President to Meet With Unions Regarding the Health Tax

Amid indications from President Obama that he wants the House to adopt the Senate’s health tax, we learn that he will meet with labor to discuss their concerns about the tax’s effect on middle-class American workers. Sam Stein reports in The Huffington Post that the President “is planning to meet with union leaders in the next few days in order to address their opposition” to the tax.

The President is expected to meet with the leaders in a group setting, reports Stein, and sources report he is not going to pressure them. “It was stressed that the gathering would not be an attempt by the administration to strong-arm unions into dropping their objections,” writes Stein, “but rather an opportunity to hash out some of the disagreements that they have with the proposal.”

We are a big fan of Sam Stein’s reporting around here, which is why we hope he’ll stop repeating conventional wisdom like this: “The proposal (is) believed to be extremely important in getting health care costs under control.” That notion has been challenged by more than nineteen studies and papers released in recent weeks. The nation’s leading health economist was quoted in yesterday’s Washington Post saying the idea is “nonsense.”
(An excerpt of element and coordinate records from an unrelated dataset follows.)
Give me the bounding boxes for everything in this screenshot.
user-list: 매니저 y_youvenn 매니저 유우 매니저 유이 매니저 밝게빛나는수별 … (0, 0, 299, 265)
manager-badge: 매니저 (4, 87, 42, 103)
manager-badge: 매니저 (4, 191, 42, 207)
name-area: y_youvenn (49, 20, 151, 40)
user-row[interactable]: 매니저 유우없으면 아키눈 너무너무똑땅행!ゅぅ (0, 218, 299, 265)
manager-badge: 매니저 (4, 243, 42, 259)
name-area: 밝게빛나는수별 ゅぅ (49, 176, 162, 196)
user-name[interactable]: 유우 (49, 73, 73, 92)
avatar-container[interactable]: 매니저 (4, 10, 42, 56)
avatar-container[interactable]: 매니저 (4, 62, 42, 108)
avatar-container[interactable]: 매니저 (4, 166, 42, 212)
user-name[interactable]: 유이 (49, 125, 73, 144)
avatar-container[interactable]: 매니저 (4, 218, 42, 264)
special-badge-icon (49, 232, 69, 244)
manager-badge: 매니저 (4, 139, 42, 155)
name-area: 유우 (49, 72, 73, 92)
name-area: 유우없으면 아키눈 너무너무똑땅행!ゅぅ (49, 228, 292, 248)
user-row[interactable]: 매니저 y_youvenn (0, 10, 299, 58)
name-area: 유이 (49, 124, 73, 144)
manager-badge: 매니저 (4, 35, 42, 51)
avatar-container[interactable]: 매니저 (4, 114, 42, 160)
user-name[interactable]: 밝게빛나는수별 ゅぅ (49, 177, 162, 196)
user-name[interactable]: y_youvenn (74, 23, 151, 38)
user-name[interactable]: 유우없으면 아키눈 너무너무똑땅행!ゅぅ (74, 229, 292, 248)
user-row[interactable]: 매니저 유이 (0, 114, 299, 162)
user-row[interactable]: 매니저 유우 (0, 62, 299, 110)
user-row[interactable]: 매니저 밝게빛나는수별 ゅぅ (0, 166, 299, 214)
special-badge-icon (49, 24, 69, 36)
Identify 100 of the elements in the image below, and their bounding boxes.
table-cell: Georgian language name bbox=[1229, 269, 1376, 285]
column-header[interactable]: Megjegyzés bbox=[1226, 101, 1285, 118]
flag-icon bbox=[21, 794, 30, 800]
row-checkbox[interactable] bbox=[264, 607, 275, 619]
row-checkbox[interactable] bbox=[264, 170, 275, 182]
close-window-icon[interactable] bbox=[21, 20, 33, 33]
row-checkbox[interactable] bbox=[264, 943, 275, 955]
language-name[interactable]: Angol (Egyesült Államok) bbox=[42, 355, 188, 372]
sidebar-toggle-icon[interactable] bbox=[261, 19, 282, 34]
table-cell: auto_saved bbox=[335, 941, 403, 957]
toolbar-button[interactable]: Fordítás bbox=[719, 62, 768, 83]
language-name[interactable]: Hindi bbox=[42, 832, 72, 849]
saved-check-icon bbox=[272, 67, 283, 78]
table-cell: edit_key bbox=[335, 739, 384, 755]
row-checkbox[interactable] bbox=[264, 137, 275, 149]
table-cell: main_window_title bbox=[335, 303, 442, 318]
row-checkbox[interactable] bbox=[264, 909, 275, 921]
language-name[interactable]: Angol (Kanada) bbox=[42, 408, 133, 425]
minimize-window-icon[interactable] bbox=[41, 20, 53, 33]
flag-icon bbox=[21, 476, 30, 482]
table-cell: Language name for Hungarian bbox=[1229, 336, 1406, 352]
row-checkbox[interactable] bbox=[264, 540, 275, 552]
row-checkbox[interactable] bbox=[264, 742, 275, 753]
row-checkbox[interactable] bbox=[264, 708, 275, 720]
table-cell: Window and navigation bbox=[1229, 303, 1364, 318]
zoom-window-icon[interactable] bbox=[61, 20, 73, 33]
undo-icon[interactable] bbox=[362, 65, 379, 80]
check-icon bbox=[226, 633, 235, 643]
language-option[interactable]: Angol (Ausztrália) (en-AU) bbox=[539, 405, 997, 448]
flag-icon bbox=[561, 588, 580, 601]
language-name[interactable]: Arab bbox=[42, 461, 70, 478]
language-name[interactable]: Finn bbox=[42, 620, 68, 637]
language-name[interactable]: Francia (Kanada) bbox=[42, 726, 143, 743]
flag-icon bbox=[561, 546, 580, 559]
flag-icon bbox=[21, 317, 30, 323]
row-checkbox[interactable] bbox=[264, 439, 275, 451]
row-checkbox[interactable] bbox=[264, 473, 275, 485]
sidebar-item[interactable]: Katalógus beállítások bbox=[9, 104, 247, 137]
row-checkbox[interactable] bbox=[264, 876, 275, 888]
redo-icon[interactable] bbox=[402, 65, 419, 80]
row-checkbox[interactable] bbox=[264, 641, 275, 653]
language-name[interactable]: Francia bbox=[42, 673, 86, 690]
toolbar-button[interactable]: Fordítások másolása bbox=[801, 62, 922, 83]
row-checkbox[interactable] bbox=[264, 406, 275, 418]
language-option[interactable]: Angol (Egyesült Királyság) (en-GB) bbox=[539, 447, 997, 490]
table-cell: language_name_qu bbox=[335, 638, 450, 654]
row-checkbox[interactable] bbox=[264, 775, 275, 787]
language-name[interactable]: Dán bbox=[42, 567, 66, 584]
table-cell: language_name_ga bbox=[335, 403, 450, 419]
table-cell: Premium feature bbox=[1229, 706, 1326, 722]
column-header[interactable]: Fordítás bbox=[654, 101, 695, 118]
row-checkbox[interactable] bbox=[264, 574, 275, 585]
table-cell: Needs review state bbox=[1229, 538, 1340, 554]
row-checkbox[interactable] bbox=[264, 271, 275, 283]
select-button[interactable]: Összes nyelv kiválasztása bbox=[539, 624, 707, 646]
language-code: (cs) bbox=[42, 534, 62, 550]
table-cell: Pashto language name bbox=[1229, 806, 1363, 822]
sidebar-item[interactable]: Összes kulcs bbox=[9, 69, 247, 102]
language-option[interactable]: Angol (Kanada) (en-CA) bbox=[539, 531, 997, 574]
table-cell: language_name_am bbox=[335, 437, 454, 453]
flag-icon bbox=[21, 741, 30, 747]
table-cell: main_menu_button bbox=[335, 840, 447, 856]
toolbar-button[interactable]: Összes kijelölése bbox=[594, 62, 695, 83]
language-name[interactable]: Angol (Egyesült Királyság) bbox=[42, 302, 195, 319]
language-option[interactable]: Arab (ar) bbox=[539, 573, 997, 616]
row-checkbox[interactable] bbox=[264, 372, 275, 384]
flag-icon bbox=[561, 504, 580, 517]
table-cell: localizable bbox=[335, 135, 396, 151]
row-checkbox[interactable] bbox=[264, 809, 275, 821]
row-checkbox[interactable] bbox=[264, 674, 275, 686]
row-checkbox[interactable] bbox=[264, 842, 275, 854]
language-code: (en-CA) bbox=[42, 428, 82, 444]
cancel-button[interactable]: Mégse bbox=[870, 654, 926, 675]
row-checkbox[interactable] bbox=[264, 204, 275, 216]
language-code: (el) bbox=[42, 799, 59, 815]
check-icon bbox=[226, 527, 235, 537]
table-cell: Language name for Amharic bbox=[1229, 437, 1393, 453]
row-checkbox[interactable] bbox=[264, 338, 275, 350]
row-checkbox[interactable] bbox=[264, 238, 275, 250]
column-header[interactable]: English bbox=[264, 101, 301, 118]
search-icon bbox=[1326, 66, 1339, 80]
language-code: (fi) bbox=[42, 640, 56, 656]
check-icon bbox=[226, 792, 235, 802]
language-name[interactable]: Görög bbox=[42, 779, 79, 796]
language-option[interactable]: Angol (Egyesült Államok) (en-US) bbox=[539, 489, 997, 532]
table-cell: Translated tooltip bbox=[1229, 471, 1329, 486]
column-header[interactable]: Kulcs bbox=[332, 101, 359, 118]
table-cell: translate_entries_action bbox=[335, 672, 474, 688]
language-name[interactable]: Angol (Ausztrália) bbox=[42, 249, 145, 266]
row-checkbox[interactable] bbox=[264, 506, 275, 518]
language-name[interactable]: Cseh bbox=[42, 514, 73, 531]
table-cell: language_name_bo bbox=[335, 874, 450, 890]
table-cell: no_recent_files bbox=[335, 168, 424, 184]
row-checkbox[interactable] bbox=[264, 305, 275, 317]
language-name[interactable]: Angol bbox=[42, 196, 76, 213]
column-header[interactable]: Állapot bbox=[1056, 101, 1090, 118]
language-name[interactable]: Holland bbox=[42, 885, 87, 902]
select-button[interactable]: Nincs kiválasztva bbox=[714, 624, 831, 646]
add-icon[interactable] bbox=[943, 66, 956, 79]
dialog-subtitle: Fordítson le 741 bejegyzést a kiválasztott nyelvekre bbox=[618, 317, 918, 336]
And, while this is not Sam’s fault, he uses the “Cadillac tax” misnomer in the headline. He has to, of course, since the tax has come to be known by that name. But it’s a deeply misleading phrase, as false and manipulative as “death tax.” Hope we can get it replaced with something more accurate – like “tax which randomly selects middle-class employees and costs them more money while reducing access to health care.” Think it’ll catch on?